Olivier fait de nouvelles connaissances, et, la première fois

qu'il assiste à un enterrement, il prend une idée défavorable du

métier de son maître.

Laissé seul dans la boutique du fabricant de cercueils, Olivier

posa la lampe sur un banc et jeta un regard timide autour de lui,

avec un sentiment de terreur dont bien des gens plus âgés que lui

peuvent facilement se rendre compte. Un cercueil inachevé, posé

sur des tréteaux noirs, occupait le milieu de la boutique et avait

une apparence si lugubre, que l'enfant était pris de frisson

chaque fois que ses yeux se portaient de ce côté; il s'attendait

presque à voir se dresser lentement la tête d'un horrible fantôme

dont l'aspect le ferait mourir de frayeur. Le long de la muraille

était disposée une longue rangée de planches de sapin coupées

uniformément, qui avaient l'air dans le demi-jour d'autant de

spectres à larges épaules, avec les mains dans leurs poches; des

plaques de métal, des copeaux, des clous à tête luisante, des

morceaux de drap noir jonchaient le plancher. Derrière le comptoir

on voyait figurés en manière d'enjolivement, sur le mur, deux

croque-morts, à cravate empesée, debout devant la porte d'une

maison, et dans le lointain un corbillard traîné par quatre

chevaux noirs. La boutique était fermée et chaude; l'atmosphère

semblait chargée d'une odeur de cercueil; sous le comptoir, le

trou où était jeté le matelas d'Olivier avait l'air d'une fosse.

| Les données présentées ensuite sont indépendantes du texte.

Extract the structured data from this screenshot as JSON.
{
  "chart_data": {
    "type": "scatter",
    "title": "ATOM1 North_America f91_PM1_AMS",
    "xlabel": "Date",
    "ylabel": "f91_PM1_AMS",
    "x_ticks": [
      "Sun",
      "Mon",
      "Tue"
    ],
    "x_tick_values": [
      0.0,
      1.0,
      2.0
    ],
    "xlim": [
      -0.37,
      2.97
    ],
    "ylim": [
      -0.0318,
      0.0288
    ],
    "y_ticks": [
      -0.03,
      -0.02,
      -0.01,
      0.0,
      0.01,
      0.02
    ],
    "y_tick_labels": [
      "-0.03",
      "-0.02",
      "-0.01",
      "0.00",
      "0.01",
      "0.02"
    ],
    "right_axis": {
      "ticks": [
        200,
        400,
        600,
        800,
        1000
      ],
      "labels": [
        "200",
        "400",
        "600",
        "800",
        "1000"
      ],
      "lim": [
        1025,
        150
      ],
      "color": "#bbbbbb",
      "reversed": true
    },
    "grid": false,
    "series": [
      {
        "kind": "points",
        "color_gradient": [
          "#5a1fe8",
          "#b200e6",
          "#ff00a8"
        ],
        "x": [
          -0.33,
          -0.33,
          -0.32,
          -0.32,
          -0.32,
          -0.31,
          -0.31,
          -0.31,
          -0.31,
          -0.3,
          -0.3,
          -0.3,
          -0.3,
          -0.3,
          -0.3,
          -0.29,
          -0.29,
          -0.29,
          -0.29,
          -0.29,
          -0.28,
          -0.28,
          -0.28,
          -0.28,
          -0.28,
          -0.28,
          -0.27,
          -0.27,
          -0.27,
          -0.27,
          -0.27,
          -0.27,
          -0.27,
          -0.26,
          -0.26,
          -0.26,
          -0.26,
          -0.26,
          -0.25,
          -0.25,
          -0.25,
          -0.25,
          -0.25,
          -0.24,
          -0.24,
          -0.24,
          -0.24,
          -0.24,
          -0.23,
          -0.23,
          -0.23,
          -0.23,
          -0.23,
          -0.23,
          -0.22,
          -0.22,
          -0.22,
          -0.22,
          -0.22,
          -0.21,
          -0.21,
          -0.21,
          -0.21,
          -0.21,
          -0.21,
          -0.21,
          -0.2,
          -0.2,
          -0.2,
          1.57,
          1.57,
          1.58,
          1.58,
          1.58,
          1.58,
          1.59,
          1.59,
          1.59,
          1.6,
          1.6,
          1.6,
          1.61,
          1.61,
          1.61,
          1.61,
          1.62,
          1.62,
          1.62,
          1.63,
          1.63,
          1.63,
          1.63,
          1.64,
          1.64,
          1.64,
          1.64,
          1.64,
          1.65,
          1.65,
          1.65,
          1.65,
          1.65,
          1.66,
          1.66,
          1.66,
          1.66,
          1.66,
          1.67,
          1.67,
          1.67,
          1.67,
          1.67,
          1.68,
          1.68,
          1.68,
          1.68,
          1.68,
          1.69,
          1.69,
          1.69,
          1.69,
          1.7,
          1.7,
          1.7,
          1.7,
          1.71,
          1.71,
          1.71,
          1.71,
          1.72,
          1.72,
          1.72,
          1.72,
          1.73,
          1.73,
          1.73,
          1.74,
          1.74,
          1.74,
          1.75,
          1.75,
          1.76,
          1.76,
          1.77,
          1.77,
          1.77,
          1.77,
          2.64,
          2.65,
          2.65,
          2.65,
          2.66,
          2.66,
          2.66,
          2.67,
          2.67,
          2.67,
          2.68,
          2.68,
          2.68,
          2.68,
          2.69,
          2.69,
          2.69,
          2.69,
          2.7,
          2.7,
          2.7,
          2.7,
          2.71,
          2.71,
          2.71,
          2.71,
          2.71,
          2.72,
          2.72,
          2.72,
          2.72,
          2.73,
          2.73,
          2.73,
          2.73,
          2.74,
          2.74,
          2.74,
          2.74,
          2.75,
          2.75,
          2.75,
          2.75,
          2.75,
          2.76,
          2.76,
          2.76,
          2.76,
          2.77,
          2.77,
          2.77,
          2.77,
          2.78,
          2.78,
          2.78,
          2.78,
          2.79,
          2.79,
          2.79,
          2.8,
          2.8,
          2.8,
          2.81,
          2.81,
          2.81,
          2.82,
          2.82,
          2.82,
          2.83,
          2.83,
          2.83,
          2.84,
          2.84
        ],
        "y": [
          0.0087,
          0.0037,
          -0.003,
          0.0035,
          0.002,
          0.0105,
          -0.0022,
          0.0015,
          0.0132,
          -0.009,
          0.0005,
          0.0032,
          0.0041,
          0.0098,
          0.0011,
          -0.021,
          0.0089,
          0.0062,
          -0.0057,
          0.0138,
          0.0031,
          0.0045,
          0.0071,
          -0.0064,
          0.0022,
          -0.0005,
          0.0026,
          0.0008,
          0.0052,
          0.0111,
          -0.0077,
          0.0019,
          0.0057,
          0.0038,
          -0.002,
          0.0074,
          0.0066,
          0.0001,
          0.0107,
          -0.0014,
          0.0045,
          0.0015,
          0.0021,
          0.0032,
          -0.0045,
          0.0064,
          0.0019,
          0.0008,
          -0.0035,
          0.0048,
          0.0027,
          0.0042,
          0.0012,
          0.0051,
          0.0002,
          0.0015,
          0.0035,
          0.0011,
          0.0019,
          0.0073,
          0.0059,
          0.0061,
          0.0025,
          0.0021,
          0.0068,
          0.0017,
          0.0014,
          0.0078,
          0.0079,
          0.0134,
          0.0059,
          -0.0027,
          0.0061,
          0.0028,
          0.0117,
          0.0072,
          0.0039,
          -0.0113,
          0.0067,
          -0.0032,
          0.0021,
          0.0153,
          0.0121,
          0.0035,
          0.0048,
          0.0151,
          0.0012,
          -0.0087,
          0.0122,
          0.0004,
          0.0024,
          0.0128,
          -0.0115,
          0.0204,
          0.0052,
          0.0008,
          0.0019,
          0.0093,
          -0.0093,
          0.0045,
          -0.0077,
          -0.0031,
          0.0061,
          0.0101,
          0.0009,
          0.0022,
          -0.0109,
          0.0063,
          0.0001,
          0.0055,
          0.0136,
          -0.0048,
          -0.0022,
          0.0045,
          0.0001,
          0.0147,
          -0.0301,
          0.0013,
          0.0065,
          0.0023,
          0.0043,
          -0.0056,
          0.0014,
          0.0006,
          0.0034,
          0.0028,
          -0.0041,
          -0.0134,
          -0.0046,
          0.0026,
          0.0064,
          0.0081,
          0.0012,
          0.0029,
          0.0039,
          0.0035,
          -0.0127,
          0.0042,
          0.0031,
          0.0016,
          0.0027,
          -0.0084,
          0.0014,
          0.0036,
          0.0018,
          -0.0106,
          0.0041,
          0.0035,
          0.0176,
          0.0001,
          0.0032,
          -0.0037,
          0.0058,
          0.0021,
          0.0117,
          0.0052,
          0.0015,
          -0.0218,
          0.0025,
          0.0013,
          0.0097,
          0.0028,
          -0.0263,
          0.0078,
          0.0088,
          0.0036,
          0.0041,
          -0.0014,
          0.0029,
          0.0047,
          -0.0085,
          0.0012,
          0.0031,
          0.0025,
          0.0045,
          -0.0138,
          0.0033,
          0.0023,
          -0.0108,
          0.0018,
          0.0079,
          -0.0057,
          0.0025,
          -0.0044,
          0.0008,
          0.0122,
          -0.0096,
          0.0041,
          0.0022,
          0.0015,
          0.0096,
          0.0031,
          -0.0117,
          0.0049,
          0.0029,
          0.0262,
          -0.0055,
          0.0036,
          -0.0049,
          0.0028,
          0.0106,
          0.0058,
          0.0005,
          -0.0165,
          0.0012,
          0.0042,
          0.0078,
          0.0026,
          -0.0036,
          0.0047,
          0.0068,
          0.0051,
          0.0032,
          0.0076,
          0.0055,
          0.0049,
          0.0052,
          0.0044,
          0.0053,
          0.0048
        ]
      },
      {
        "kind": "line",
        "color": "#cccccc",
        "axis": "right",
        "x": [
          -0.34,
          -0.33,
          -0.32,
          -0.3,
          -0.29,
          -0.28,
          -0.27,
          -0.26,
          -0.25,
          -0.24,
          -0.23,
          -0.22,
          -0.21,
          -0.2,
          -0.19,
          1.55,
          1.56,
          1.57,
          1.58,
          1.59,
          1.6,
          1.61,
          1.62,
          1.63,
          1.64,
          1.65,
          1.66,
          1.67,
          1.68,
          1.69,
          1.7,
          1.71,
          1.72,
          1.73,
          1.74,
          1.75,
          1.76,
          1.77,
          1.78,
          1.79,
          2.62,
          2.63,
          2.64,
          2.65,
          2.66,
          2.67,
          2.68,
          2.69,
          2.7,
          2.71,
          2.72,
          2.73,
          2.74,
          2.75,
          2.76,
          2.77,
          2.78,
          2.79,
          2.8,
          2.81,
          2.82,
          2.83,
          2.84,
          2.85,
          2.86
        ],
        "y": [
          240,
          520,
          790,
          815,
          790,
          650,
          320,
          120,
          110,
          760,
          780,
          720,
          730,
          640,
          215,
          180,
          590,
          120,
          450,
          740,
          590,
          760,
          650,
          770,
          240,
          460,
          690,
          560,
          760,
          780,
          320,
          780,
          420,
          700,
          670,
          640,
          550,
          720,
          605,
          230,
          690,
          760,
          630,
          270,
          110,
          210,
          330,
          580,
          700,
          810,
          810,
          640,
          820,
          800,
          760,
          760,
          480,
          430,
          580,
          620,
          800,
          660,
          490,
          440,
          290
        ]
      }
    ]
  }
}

Il n'y avait pas que ce spectacle lugubre qui impressionnât

l'enfant; il était seul dans ce lieu étrange; et nous savons tous

combien les plus vaillants d'entre nous se trouveraient parfois

affectés dans une telle situation. L'enfant n'avait point d'ami

auquel il s'intéressât ou qui s'intéressât à lui; il n'avait pas à

pleurer la mort récente d'une personne aimée; son coeur n'avait

pas à gémir de l'absence d'un visage chéri: et pourtant il était

profondément triste; en se glissant dans sa couche étroite, il eut

souhaité d'être dans son cercueil, et de pouvoir dormir pour

toujours dans le cimetière, tandis que l'herbe haute se

balancerait doucement sur sa tête, et que les tristes sons de la

vieille cloche charmeraient son sommeil.

Il fut réveillé le matin par le bruit d'un grand coup de pied

lancé du dehors dans la porte de la boutique, et qu'on réitéra

vingt-cinq fois avec colère pendant qu'il s'habillait à la hâte;

quand il commença à tirer les verrous, les pieds cessèrent de

frapper, et une voix se fit entendre.

«Vas-tu ouvrir la porte? criait-on.

- Oui, monsieur, tout de suite, répondit Olivier tirant le verrou

et faisant tourner la clef dans la serrure.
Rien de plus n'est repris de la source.